Ta baştan beri insanlığın kadim sorunlarından birisidir ‘özgürlük’.
İnsanlığın başının tatlı/püsküllü belasıdır…
Batı Aydınlanmacılığı önce ferdi toplumdan/çevreden/tabiattan ayırarak insanlığın boynuna ‘birey’ madalyonunu taktı.
Boynunda sallanan bu madalyonu (sanki) tılsımlıymış gibi gören birey, kendinden başka herkesten/her şeyden uzaklaştı, yabancılaştı, düşmanlaştı; başarının, mutluluğun ve hazzın peşine düştü.

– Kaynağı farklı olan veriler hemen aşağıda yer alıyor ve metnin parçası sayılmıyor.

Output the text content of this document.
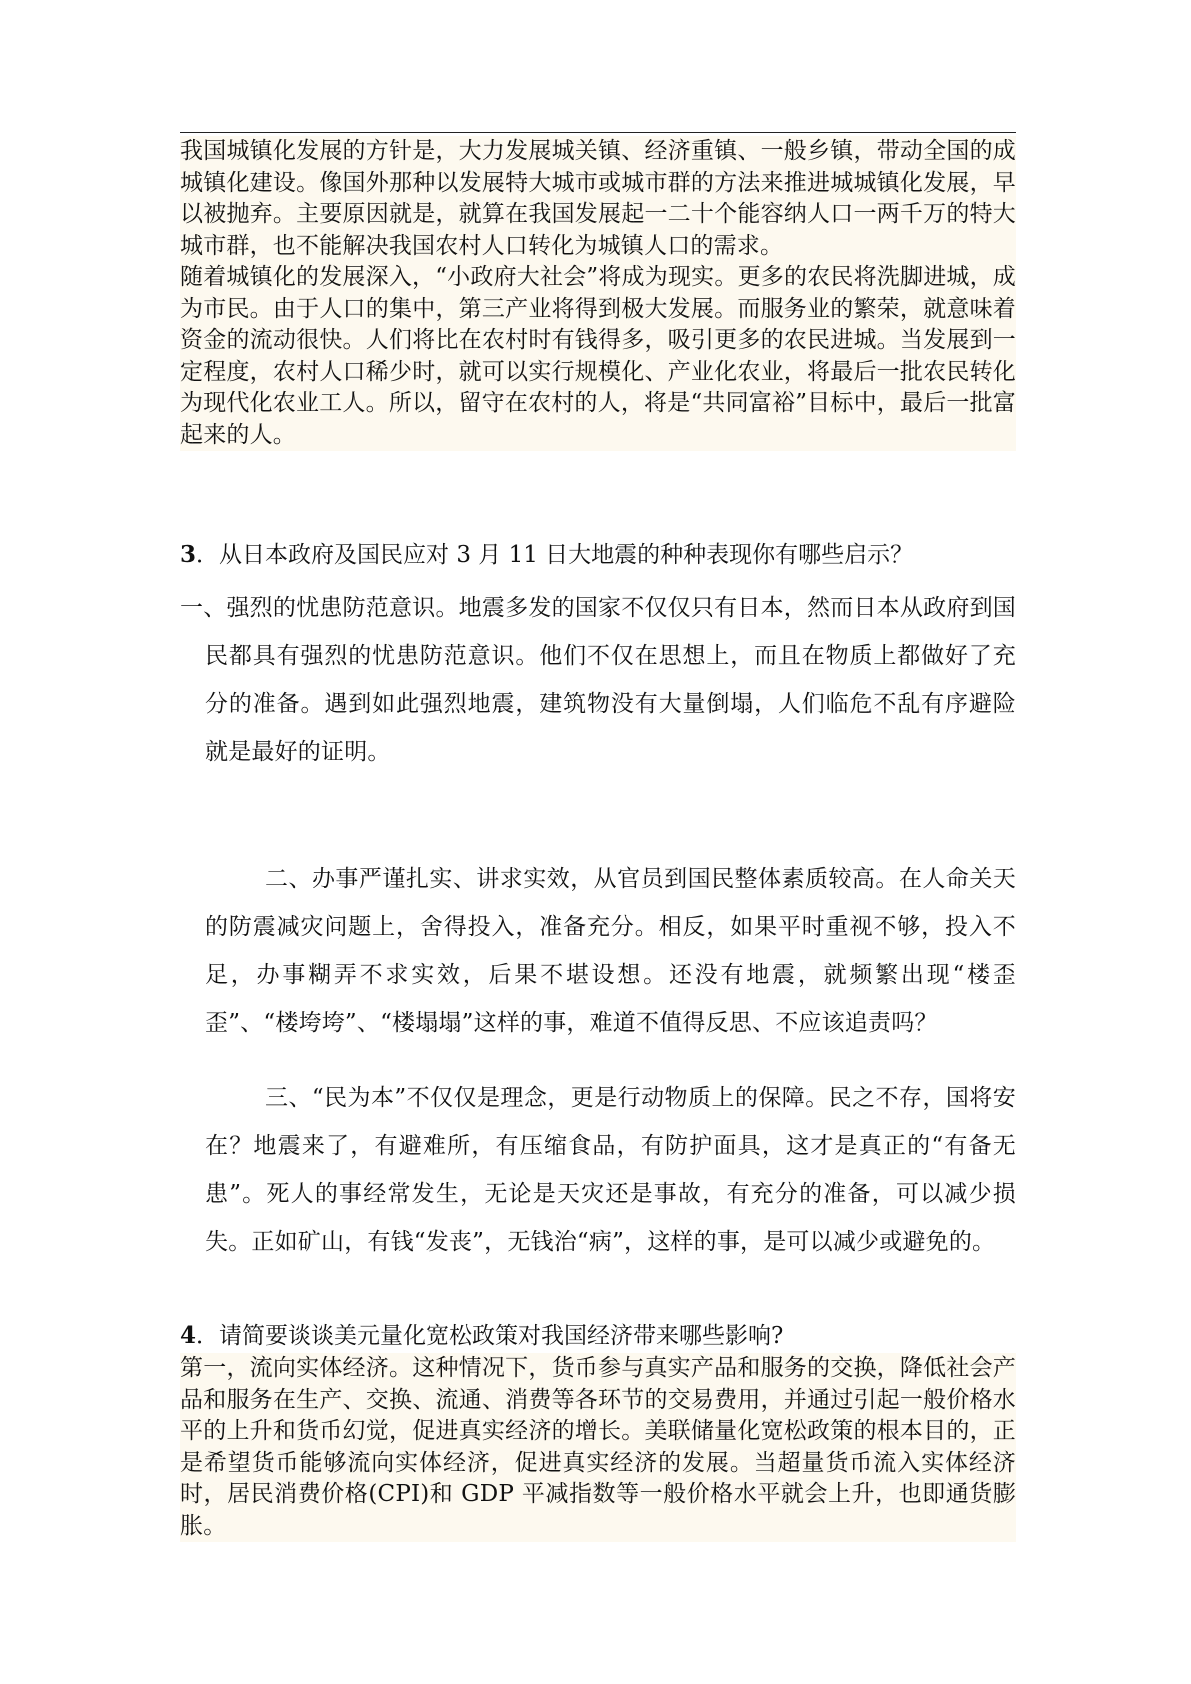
我国城镇化发展的方针是，大力发展城关镇、经济重镇、一般乡镇，带动全国的成城镇化建设。像国外那种以发展特大城市或城市群的方法来推进城城镇化发展，早以被抛弃。主要原因就是，就算在我国发展起一二十个能容纳人口一两千万的特大城市群，也不能解决我国农村人口转化为城镇人口的需求。

随着城镇化的发展深入，“小政府大社会”将成为现实。更多的农民将洗脚进城，成为市民。由于人口的集中，第三产业将得到极大发展。而服务业的繁荣，就意味着资金的流动很快。人们将比在农村时有钱得多，吸引更多的农民进城。当发展到一定程度，农村人口稀少时，就可以实行规模化、产业化农业，将最后一批农民转化为现代化农业工人。所以，留守在农村的人，将是“共同富裕”目标中，最后一批富起来的人。

3．从日本政府及国民应对 3 月 11 日大地震的种种表现你有哪些启示？

一、强烈的忧患防范意识。地震多发的国家不仅仅只有日本，然而日本从政府到国民都具有强烈的忧患防范意识。他们不仅在思想上，而且在物质上都做好了充分的准备。遇到如此强烈地震，建筑物没有大量倒塌，人们临危不乱有序避险就是最好的证明。

二、办事严谨扎实、讲求实效，从官员到国民整体素质较高。在人命关天的防震减灾问题上，舍得投入，准备充分。相反，如果平时重视不够，投入不足，办事糊弄不求实效，后果不堪设想。还没有地震，就频繁出现“楼歪歪”、“楼垮垮”、“楼塌塌”这样的事，难道不值得反思、不应该追责吗？

三、“民为本”不仅仅是理念，更是行动物质上的保障。民之不存，国将安在？地震来了，有避难所，有压缩食品，有防护面具，这才是真正的“有备无患”。死人的事经常发生，无论是天灾还是事故，有充分的准备，可以减少损失。正如矿山，有钱“发丧”，无钱治“病”，这样的事，是可以减少或避免的。

4．请简要谈谈美元量化宽松政策对我国经济带来哪些影响?

第一，流向实体经济。这种情况下，货币参与真实产品和服务的交换，降低社会产品和服务在生产、交换、流通、消费等各环节的交易费用，并通过引起一般价格水平的上升和货币幻觉，促进真实经济的增长。美联储量化宽松政策的根本目的，正是希望货币能够流向实体经济，促进真实经济的发展。当超量货币流入实体经济时，居民消费价格(CPI)和 GDP 平减指数等一般价格水平就会上升，也即通货膨胀。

Ve sonra bütün bu yaptıklarına özgürlüğü illet kıldı.
Bu kez özgürlüğüne taptı, tapıncı arttıkça yalnızlaştı, giderek ontolojik bir yalnızlığın içine düştü.
Oysa biz/insanlık “geceleri namaz”a durduğumuz kadar; yani kendimizle halleşip -özeleştiri değil-; tefekkür, tedebbür, tasavvurda bulunduğumuz, kendimizi önemsediğimiz kadar…
(Tefekkür, tedebbür, tasavvur; üç kelimede genel anlamıyla ‘düşünmek’ anlamındadır. Ancak; tefekkür daha çok geçmişimize dair; neyi tam neyi eksik, neyi iyi neyi kötü, neyi doğru neyi yanlış, neyi güzel neyi çirkin… yaptığımıza dair kendimizi hesaba çekme ameliyesidir. Tedebbür; tefekkür sonucu meydana gelen hasıla üzerinden bir daha eksik, yanlış, kötü, çirkin vs. iş yapmamak için tedbir almaktır ve şimdiye aittir. Tasavvur ise; tefekkür ve tedebbür sonucu ulaştığımız bilgi ve bilinç ile gelecek hakkında çıkarımlarda bulunmaktır.)
“Sabahları ezan” okuyan; yani insanların arasına karışmak isteyen, kendisiyle diğer insanları aynı hizaya yazan, tabiata seslenen ve saygı gösteren ve ‘anlaşmak’ için elini uzatan olmalıyız.
Ancak o zaman “özgür” olabilir ama “yalnız” kalmayız.
Not: Metindeki tırnak(“) içleri üstat Sezai Karakoç’un ‘Hızırla Kırk Saat/14’ isimli şiirinden alınmıştır.